My ex used to get quite indignant when I talked about 'going home to Mum & Dad's' and say 'but this is home', as if I were belittling our own domestic set up (which I also called home), and once they left where I'd grown up (again!) and I called their new house home even before I'd been there that just went beyond all understanding for him. But their new house still had them in it, and the stuff I'd grown up with so why shouldn't it be home? The view had changed but I instinctively know my way around where things are likely to be as it's, well, home... somewhere where I know 'the rules', can relax and just be.

I get asked 'what are you going to do when you go back home?' quite often yet it still throws me each time as both the 'what are you going to do' and 'back home' parts of the sentence feel like complete blanks - 'back home'? Where is that supposed to mean? In this context it implies that my home isn't here and yet here is 'home' far more than anywhere else on the list, and in anycase I don't actually have an actual physical home to go back to nor a reason to head to any particular place to make one.

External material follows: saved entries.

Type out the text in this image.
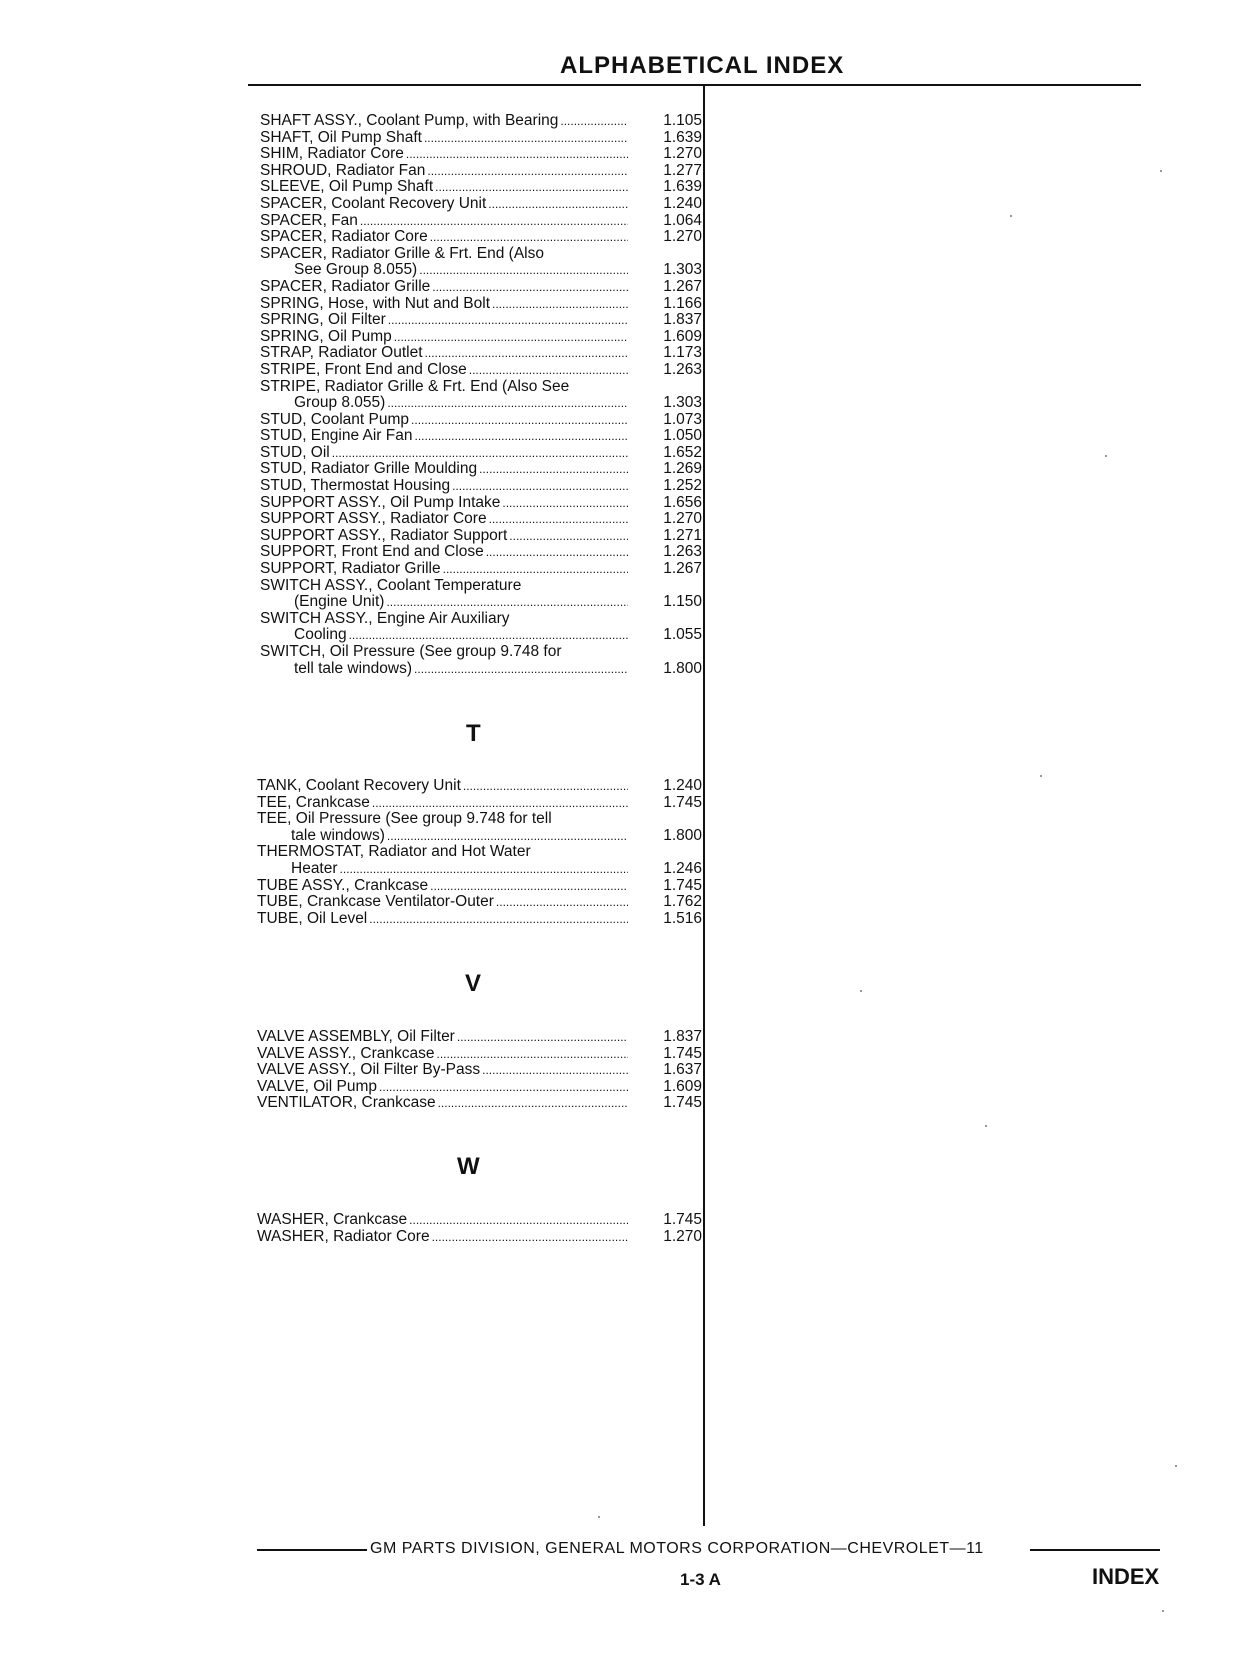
ALPHABETICAL INDEX
SHAFT ASSY., Coolant Pump, with Bearing .....	1.105
SHAFT, Oil Pump Shaft .....	1.639
SHIM, Radiator Core .....	1.270
SHROUD, Radiator Fan .....	1.277
SLEEVE, Oil Pump Shaft .....	1.639
SPACER, Coolant Recovery Unit .....	1.240
SPACER, Fan .....	1.064
SPACER, Radiator Core .....	1.270
SPACER, Radiator Grille & Frt. End (Also
See Group 8.055) .....	1.303
SPACER, Radiator Grille .....	1.267
SPRING, Hose, with Nut and Bolt .....	1.166
SPRING, Oil Filter .....	1.837
SPRING, Oil Pump .....	1.609
STRAP, Radiator Outlet .....	1.173
STRIPE, Front End and Close .....	1.263
STRIPE, Radiator Grille & Frt. End (Also See
Group 8.055) .....	1.303
STUD, Coolant Pump .....	1.073
STUD, Engine Air Fan .....	1.050
STUD, Oil .....	1.652
STUD, Radiator Grille Moulding .....	1.269
STUD, Thermostat Housing .....	1.252
SUPPORT ASSY., Oil Pump Intake .....	1.656
SUPPORT ASSY., Radiator Core .....	1.270
SUPPORT ASSY., Radiator Support .....	1.271
SUPPORT, Front End and Close .....	1.263
SUPPORT, Radiator Grille .....	1.267
SWITCH ASSY., Coolant Temperature
(Engine Unit) .....	1.150
SWITCH ASSY., Engine Air Auxiliary
Cooling .....	1.055
SWITCH, Oil Pressure (See group 9.748 for
tell tale windows) .....	1.800
T
TANK, Coolant Recovery Unit .....	1.240
TEE, Crankcase .....	1.745
TEE, Oil Pressure (See group 9.748 for tell
tale windows) .....	1.800
THERMOSTAT, Radiator and Hot Water
Heater .....	1.246
TUBE ASSY., Crankcase .....	1.745
TUBE, Crankcase Ventilator-Outer .....	1.762
TUBE, Oil Level .....	1.516
V
VALVE ASSEMBLY, Oil Filter .....	1.837
VALVE ASSY., Crankcase .....	1.745
VALVE ASSY., Oil Filter By-Pass .....	1.637
VALVE, Oil Pump .....	1.609
VENTILATOR, Crankcase .....	1.745
W
WASHER, Crankcase .....	1.745
WASHER, Radiator Core .....	1.270
GM PARTS DIVISION, GENERAL MOTORS CORPORATION—CHEVROLET—11
1-3 A	INDEX
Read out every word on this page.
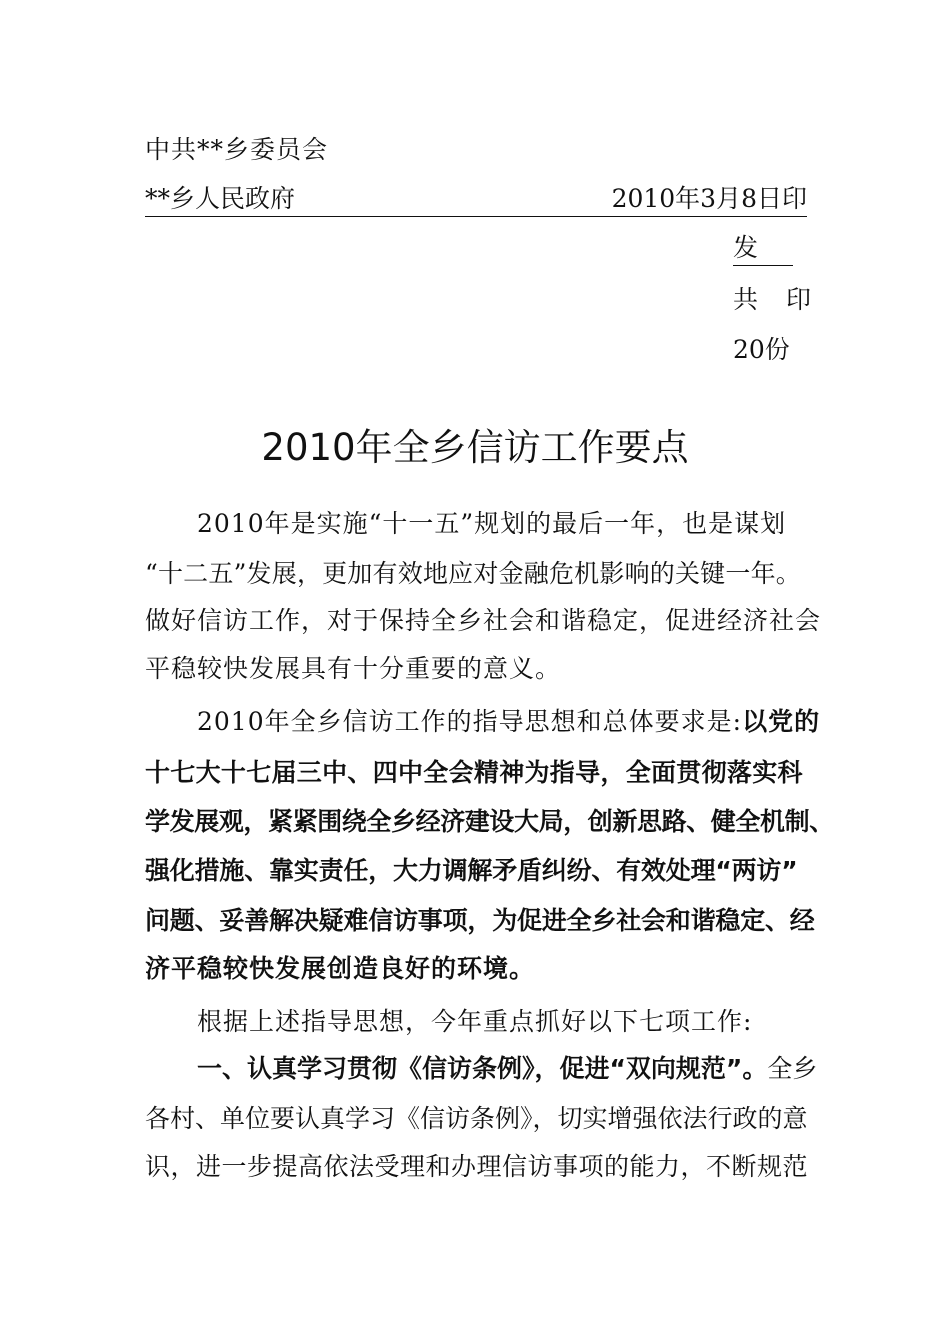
中共**乡委员会
**乡人民政府	2010年3月8日印
发
共印
20份
2010年全乡信访工作要点
2010年是实施“十一五”规划的最后一年，也是谋划
“十二五”发展，更加有效地应对金融危机影响的关键一年。
做好信访工作，对于保持全乡社会和谐稳定，促进经济社会
平稳较快发展具有十分重要的意义。
2010年全乡信访工作的指导思想和总体要求是:以党的
十七大十七届三中、四中全会精神为指导，全面贯彻落实科
学发展观，紧紧围绕全乡经济建设大局，创新思路、健全机制、
强化措施、靠实责任，大力调解矛盾纠纷、有效处理“两访”
问题、妥善解决疑难信访事项，为促进全乡社会和谐稳定、经
济平稳较快发展创造良好的环境。
根据上述指导思想，今年重点抓好以下七项工作:
一、认真学习贯彻《信访条例》，促进“双向规范”。全乡
各村、单位要认真学习《信访条例》，切实增强依法行政的意
识，进一步提高依法受理和办理信访事项的能力，不断规范
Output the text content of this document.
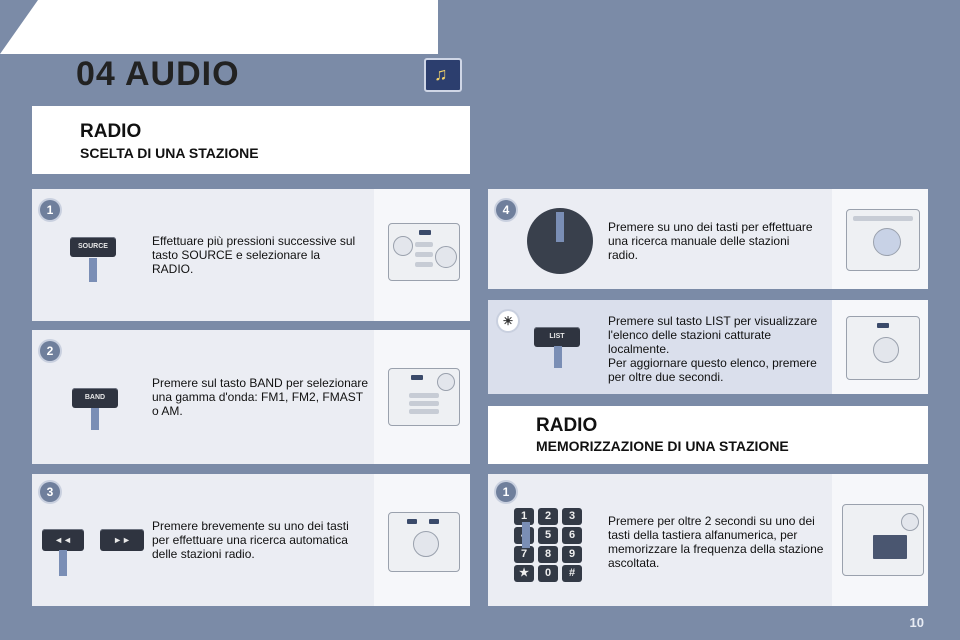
04 AUDIO	♫
RADIO
SCELTA DI UNA STAZIONE
1
SOURCE	Effettuare più pressioni successive sul tasto SOURCE e selezionare la RADIO.
2
BAND
Premere sul tasto BAND per selezionare una gamma d'onda: FM1, FM2, FMAST o AM.
3
◄◄	►►
Premere brevemente su uno dei tasti per effettuare una ricerca automatica delle stazioni radio.
4
Premere su uno dei tasti per effettuare una ricerca manuale delle stazioni radio.
☀
LIST
Premere sul tasto LIST per visualizzare l'elenco delle stazioni catturate localmente.
Per aggiornare questo elenco, premere per oltre due secondi.
RADIO
MEMORIZZAZIONE DI UNA STAZIONE
1
1	2	3
5	6
7	8	9
★	0	#
Premere per oltre 2 secondi su uno dei tasti della tastiera alfanumerica, per memorizzare la frequenza della stazione ascoltata.
10
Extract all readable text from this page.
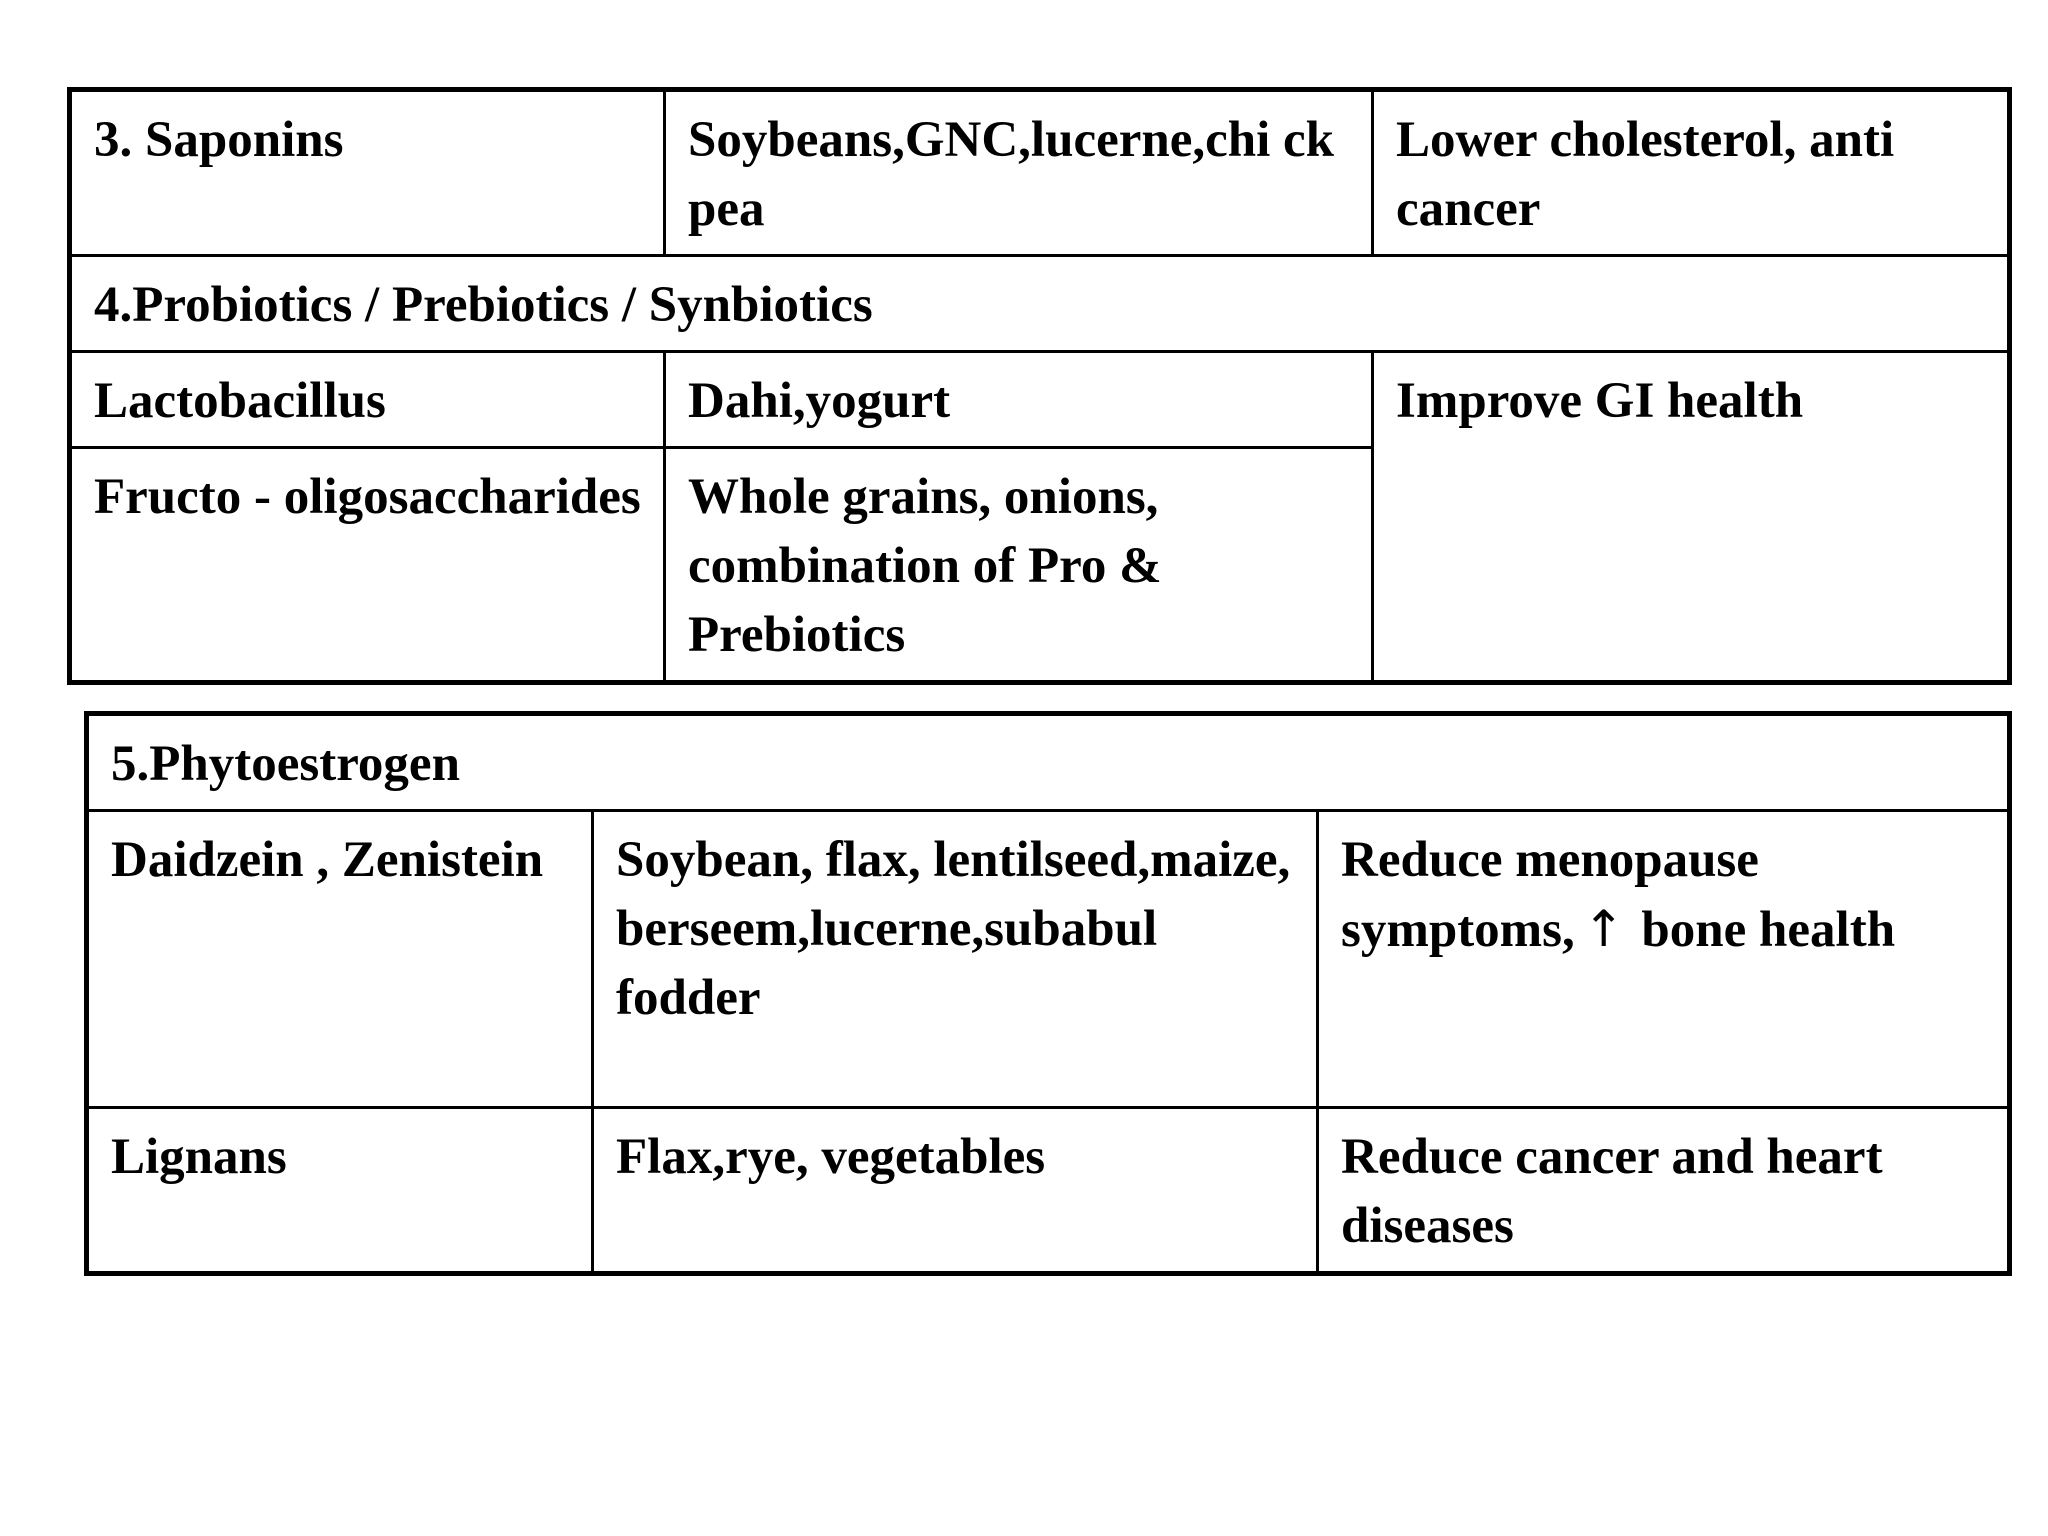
3. Saponins	Soybeans,GNC,lucerne,chi ck pea	Lower cholesterol, anti cancer
4.Probiotics / Prebiotics / Synbiotics		
Lactobacillus	Dahi,yogurt	Improve GI health
Fructo - oligosaccharides	Whole grains, onions, combination of Pro & Prebiotics	
5.Phytoestrogen		
Daidzein , Zenistein	Soybean, flax, lentilseed,maize, berseem,lucerne,subabul fodder	Reduce menopause symptoms, ↑ bone health
Lignans	Flax,rye, vegetables	Reduce cancer and heart diseases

I'm waiting for the next call still, and hoping that whatever comes along keeps me somewhere between Cape Rienga and Stewart Island.

Home is another of those words, like love, that can mean so many things that it is almost beyond definition. But if I were to click the heels of my red shoes together I'd end up either in the house I live in or down on the Wellington waterfront.

1 comment:

Anonymous said...

http://mair-aw.livejournal.com/

The "link" button by each post should give you the URL for the post ...

And, yes, the thing about places being home, or not. I know that I'm finding that Southampton is quite adequate as a place, nothing wrong with it, got a nice river view, etc, but somehow it doesn't have the place in my heart that Edinburgh does...

How much of that is to do with the place itself, and how much the people I found there, I don't know. Maybe when I've been here longer I'll have a better idea.